Over the many years that I have been in compliance, complaints have increasingly become a hot topic. It could be something as simple as a customer not liking lobby refreshments to something as complex as a fair lending complaint. As financial institution Compliance Officers, we need to look at all complaints and make determinations whether they are pertinent for Compliance to get involved. All complaints should be addressed to reduce overall reputational risk. We should never let someone other than compliance determine whether we should or should not be involved. It could have long term ramifications.
In order to have a quality complaint management program, a financial institution should begin by establishing a group/committee of people that receive all complaints. The group or committee should include at least one person from compliance, operations, lending and retail to ensure that a good mix of people are involved in the process. It is imperative for a compliance person to be included in the group/committee because we have the expertise to assess whether or not a complaint falls within our scope of responsibilities. If you are not involved in this phase, you risk the possibility that a compliance complaint slips through the cracks and you find out too late.

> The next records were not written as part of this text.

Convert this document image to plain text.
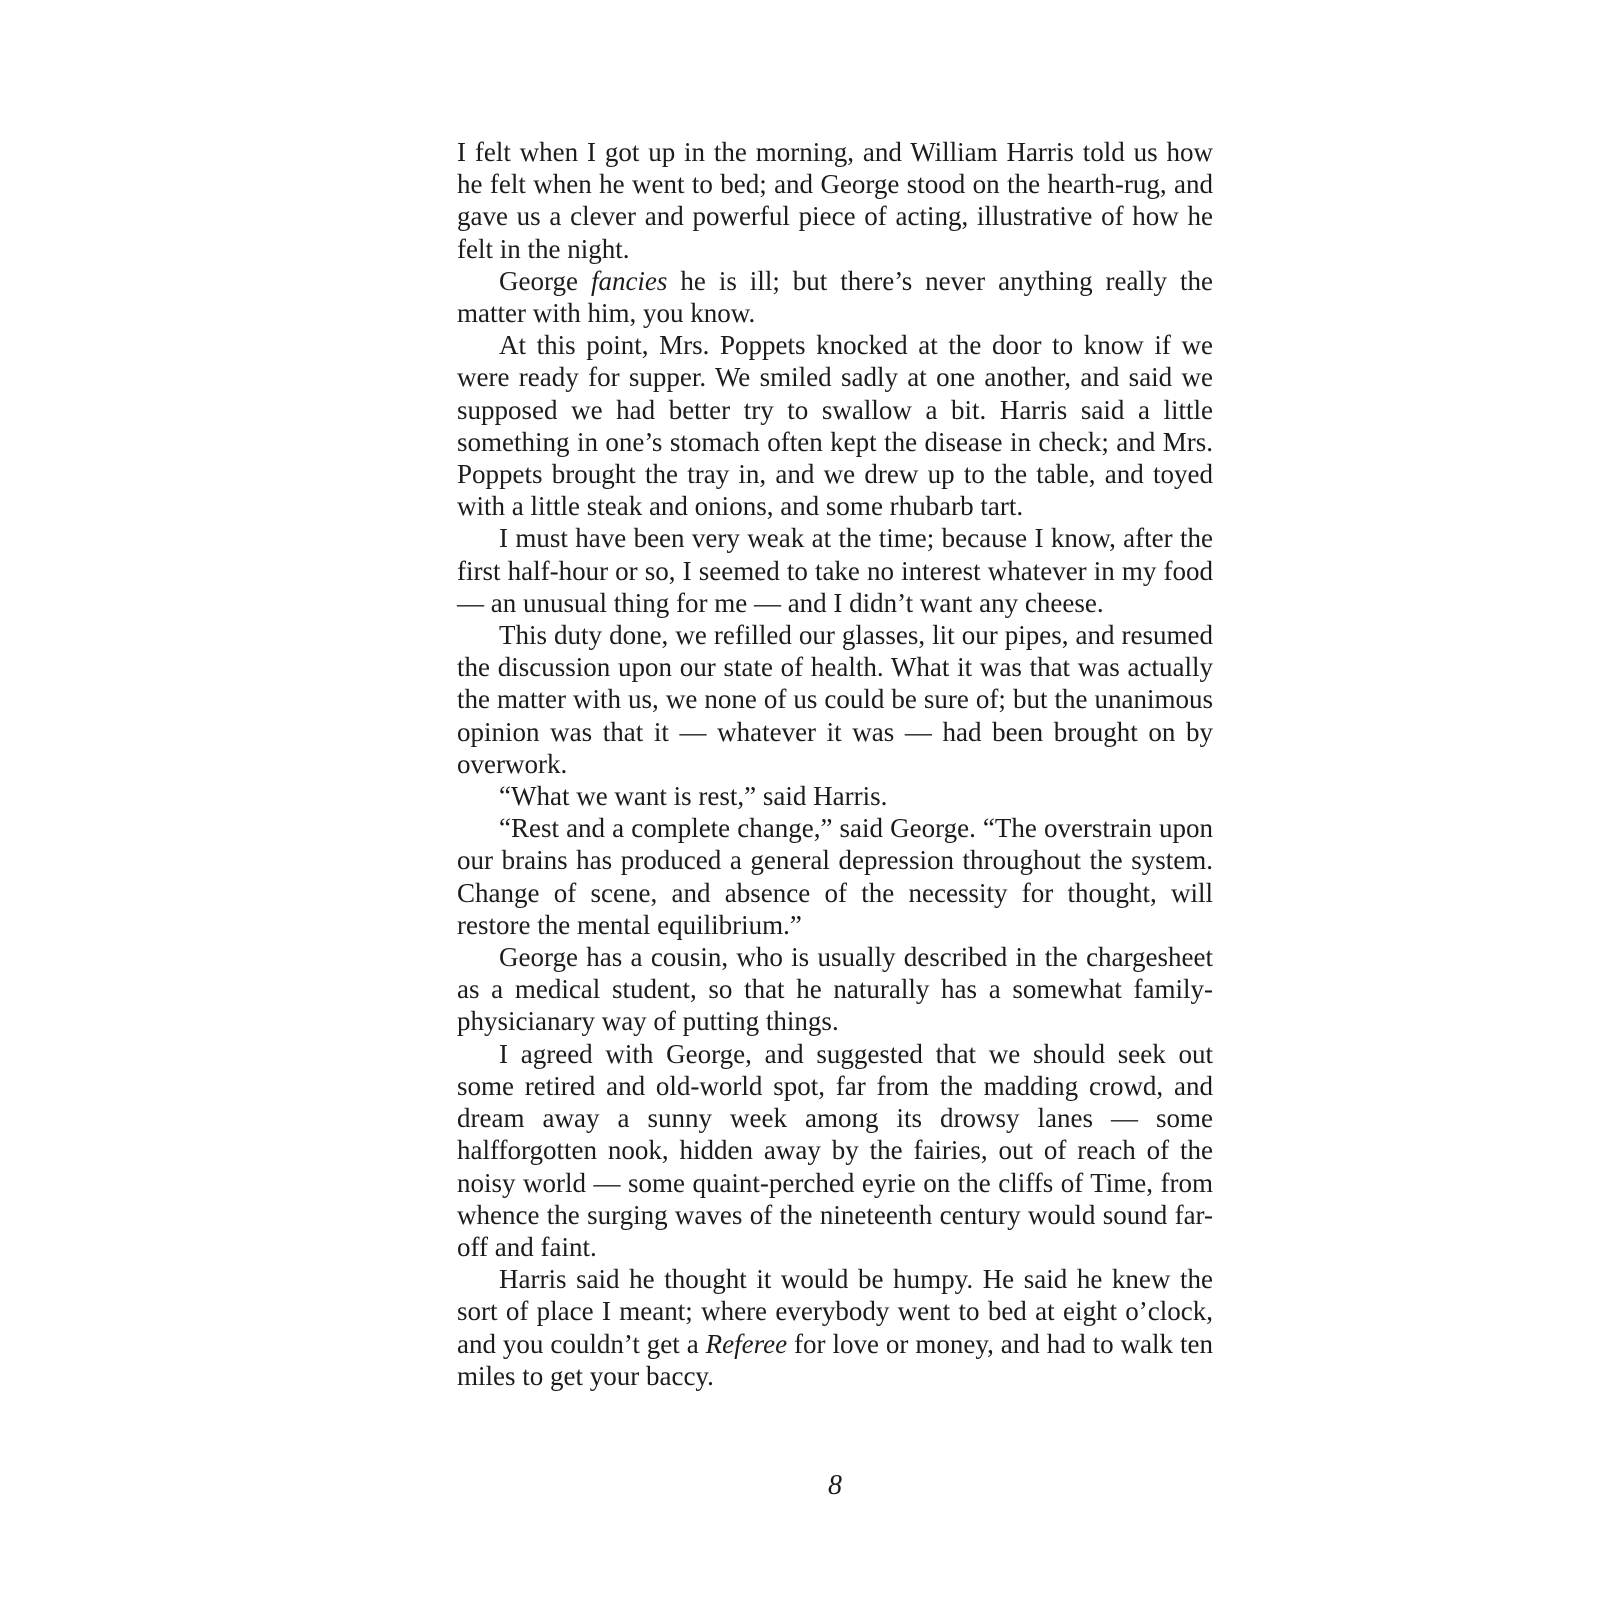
I felt when I got up in the morning, and William Harris told us how he felt when he went to bed; and George stood on the hearth-rug, and gave us a clever and powerful piece of acting, illustrative of how he felt in the night.

George fancies he is ill; but there’s never anything really the matter with him, you know.

At this point, Mrs. Poppets knocked at the door to know if we were ready for supper. We smiled sadly at one another, and said we supposed we had better try to swallow a bit. Harris said a little something in one’s stomach often kept the disease in check; and Mrs. Poppets brought the tray in, and we drew up to the table, and toyed with a little steak and onions, and some rhubarb tart.

I must have been very weak at the time; because I know, after the first half-hour or so, I seemed to take no interest whatever in my food — an unusual thing for me — and I didn’t want any cheese.

This duty done, we refilled our glasses, lit our pipes, and resumed the discussion upon our state of health. What it was that was actually the matter with us, we none of us could be sure of; but the unanimous opinion was that it — whatever it was — had been brought on by overwork.

“What we want is rest,” said Harris.

“Rest and a complete change,” said George. “The overstrain upon our brains has produced a general depression throughout the system. Change of scene, and absence of the necessity for thought, will restore the mental equilibrium.”

George has a cousin, who is usually described in the chargesheet as a medical student, so that he naturally has a somewhat family-physicianary way of putting things.

I agreed with George, and suggested that we should seek out some retired and old-world spot, far from the madding crowd, and dream away a sunny week among its drowsy lanes — some halfforgotten nook, hidden away by the fairies, out of reach of the noisy world — some quaint-perched eyrie on the cliffs of Time, from whence the surging waves of the nineteenth century would sound far-off and faint.

Harris said he thought it would be humpy. He said he knew the sort of place I meant; where everybody went to bed at eight o’clock, and you couldn’t get a Referee for love or money, and had to walk ten miles to get your baccy.

8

The next phase of a quality complaint management program is to establish a centralized tracking mechanism to ensure all complaints are documented and tracked for the lifecycle of the complaint. The tracking mechanism should track at a minimum the following: date complaint was received, who received the complaint, delivery method of the complaint, customer name, customer contact info, account number affected, description of the complaint, applicable law or regulation, name of employee assigned to investigate, date and method the result of the investigation was communicated with the customer, and if applicable, date of provisional credit or provisional credit was reversed.
The final phase that is imperative is establishing procedures and monitoring to ensure that the complaint process and log doesn't just sit on a shelf to collect dust. The procedures should include how often the group/committee will meet, addressing whether the complaint is a compliance issue. The timetable for the meeting should be sooner rather than later due to the regulatory requirements to respond expeditiously is some cases. The procedures should also dictate who the "owner" of the log is and that person needs to ensure that all columns in the log are filled out with adequate information. In addition, compliance should never rely on another department to respond to a compliance related complaint. It can be a collaborative effort between compliance and operations or compliance and retail, but compliance must be involved and the procedures must notate that. Regarding monitoring procedures, it is my opinion that compliance needs to review the log no less than once a month to ensure that all compliance matters are addressed appropriately.
As we all know, the CFPB and NCUA placed a lot of emphasis on complaints. Both regulatory agencies have developed online ways to submit complaints. The next phase to a quality complaint management program is to review the public complaints frequently. I wouldn't limit the review to only your financial institution. Speaking from experience as someone who managed a vendor management program, I expanded the review to my vendors to ensure we didn't have potential compliance, legal, and reputational risk that we needed to address.
In closing, we now live in the day and age where people voice grievances in private and others make them more public (i.e. social media). In the end, we must be prepared to address all complaints appropriately and with a positive and gracious spin. Public perception of how we respond can cause reputational issues and long term public perception issues.